Tides on Enceladus, like icequakes on Antarctica’s floating ice sheets, may trigger tiny quakes in the ice along the moon’s cracks, according to a new research-based on studies of Antarctic ice shelves.

“Moons like these are places that are exciting because they might have life,” said Kira Olsen, a geophysicist at NASA’s Goddard Space Flight Center. She said that “since life is thought to have first developed in our oceans, liquid oceans under the ice of other worlds could be a good place to search for life.”

Enceladus’ ice shell may potentially shield the water beneath it from radiation, making it more livable. The new discovery was published in the Publication of Geophysical Research: Planets, the American Geophysical Union’s journal for research on the creation and development of planets, moons, and other solar system objects and beyond.

“We have ideas of how thick the ice could be, but we don’t have a direct observation. Studying ice quakes is a way to get at that information,” Olsen said.

Internal Tides –

To understand more about how Enceladus’ tiger cracks could be moving, Olsen and her colleagues looked to Antarctica’s floating ice shelves as the closest Earth parallel for the sorts of activity they were witnessing on Enceladus. They may then utilize their understanding of how specific surface characteristics on Earth cause seismic activity to predict what type of seismic activity is occurring on the moon.

Between 2014 and 2016, the researchers evaluated data acquired by seismometers along the Ross Ice Shelf in Antarctica and compared it to satellite pictures of the area. They were especially interested in two seismometers positioned near major rifts in the ice slab. Seismic activity was linked to stress along these rifts, according to the researchers. On the Ross Ice Shelf, the bulk of icequakes occurred while the rifts were pulling apart, which occurs when the tides are falling.

Although there are no observations of seismic activity on Enceladus, Olsen and her colleagues developed models that compared the sorts of cracks seen on the moon’s surface to those seen on the Ross Ice Shelf.

The highest amount of seismic activity on Enceladus, according to these simulations, is related to the tides. Enceladus’ seismic activity peaks when it is 100 degrees past Saturn’s closest approach during its orbit. At this stage, the ocean beneath the ice behaves like water inside a sloshing balloon. The ice cracks are formed where the balloon would break apart under the most tension.

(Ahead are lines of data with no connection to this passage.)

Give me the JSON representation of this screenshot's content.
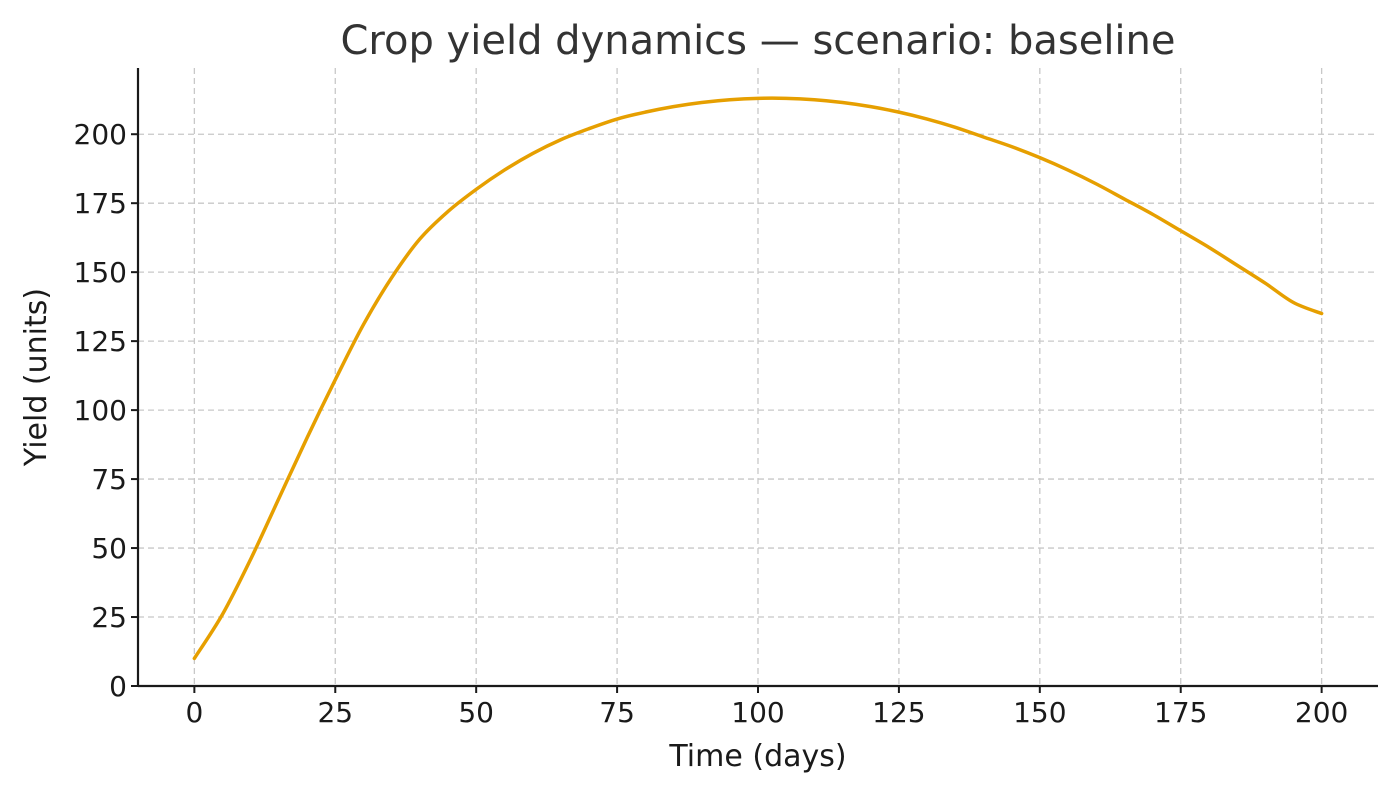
{
  "chart_data": {
    "type": "line",
    "title": "Crop yield dynamics — scenario: baseline",
    "xlabel": "Time (days)",
    "ylabel": "Yield (units)",
    "xlim": [
      -10,
      210
    ],
    "ylim": [
      0,
      224
    ],
    "x_ticks": [
      0,
      25,
      50,
      75,
      100,
      125,
      150,
      175,
      200
    ],
    "y_ticks": [
      0,
      25,
      50,
      75,
      100,
      125,
      150,
      175,
      200
    ],
    "grid": true,
    "legend": "none",
    "series": [
      {
        "color": "#E69F00",
        "x": [
          0,
          5,
          10,
          15,
          20,
          25,
          30,
          35,
          40,
          45,
          50,
          55,
          60,
          65,
          70,
          75,
          80,
          85,
          90,
          95,
          100,
          105,
          110,
          115,
          120,
          125,
          130,
          135,
          140,
          145,
          150,
          155,
          160,
          165,
          170,
          175,
          180,
          185,
          190,
          195,
          200
        ],
        "y": [
          10,
          26,
          46,
          68,
          90,
          111,
          131,
          148,
          162,
          172,
          180,
          187,
          193,
          198,
          202,
          205.5,
          208,
          210,
          211.5,
          212.5,
          213,
          213,
          212.5,
          211.5,
          210,
          208,
          205.5,
          202.5,
          199,
          195.5,
          191.5,
          187,
          182,
          176.5,
          171,
          165,
          159,
          152.5,
          146,
          139,
          135
        ]
      }
    ]
  }
}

Even at high-stress periods, the icequakes aren’t enormous along with these fractures. They’re more like tiny snaps and fractures, according to Olsen. While the Cassini probe indicated the moon is geologically active, Mark Panning, a research scientist at NASA’s Jet Propulsion Laboratory who was not involved in the current study, said it’s difficult to say how that translates to seismic activity.

“The study represents a really key way of investigating what seismicity on Enceladus and other tidally activated icy worlds may look like by looking at the best analogs we can find on Earth,” he said.

Any future trips to Enceladus, according to Olsen, should try to put seismometers within 10 kilometers of these cracks to learn more about what’s going on underneath.

“It’s not a quiet out of the way place, but it’s a pretty good place to study,” she said.

More information about the seismic activity might help us figure just how thick Enceladus’ ice crust is. There are currently no plans for expeditions to Enceladus, however, the European Space Agency is preparing the JUICE mission to Europa, one of Jupiter’s ice moons.

Similar research may potentially be done on Titan, Saturn’s biggest moon, which is likewise covered in ice and could hide liquid seas, making it a top candidate for extraterrestrial life, according to Olsen. Titan will be visited by NASA’s Dragonfly mission in 2036.

“This kind of work is one of the best ways to try to get an idea of what behaviors we may see on a planetary body that would be an incredible place to do more science,” Panning said.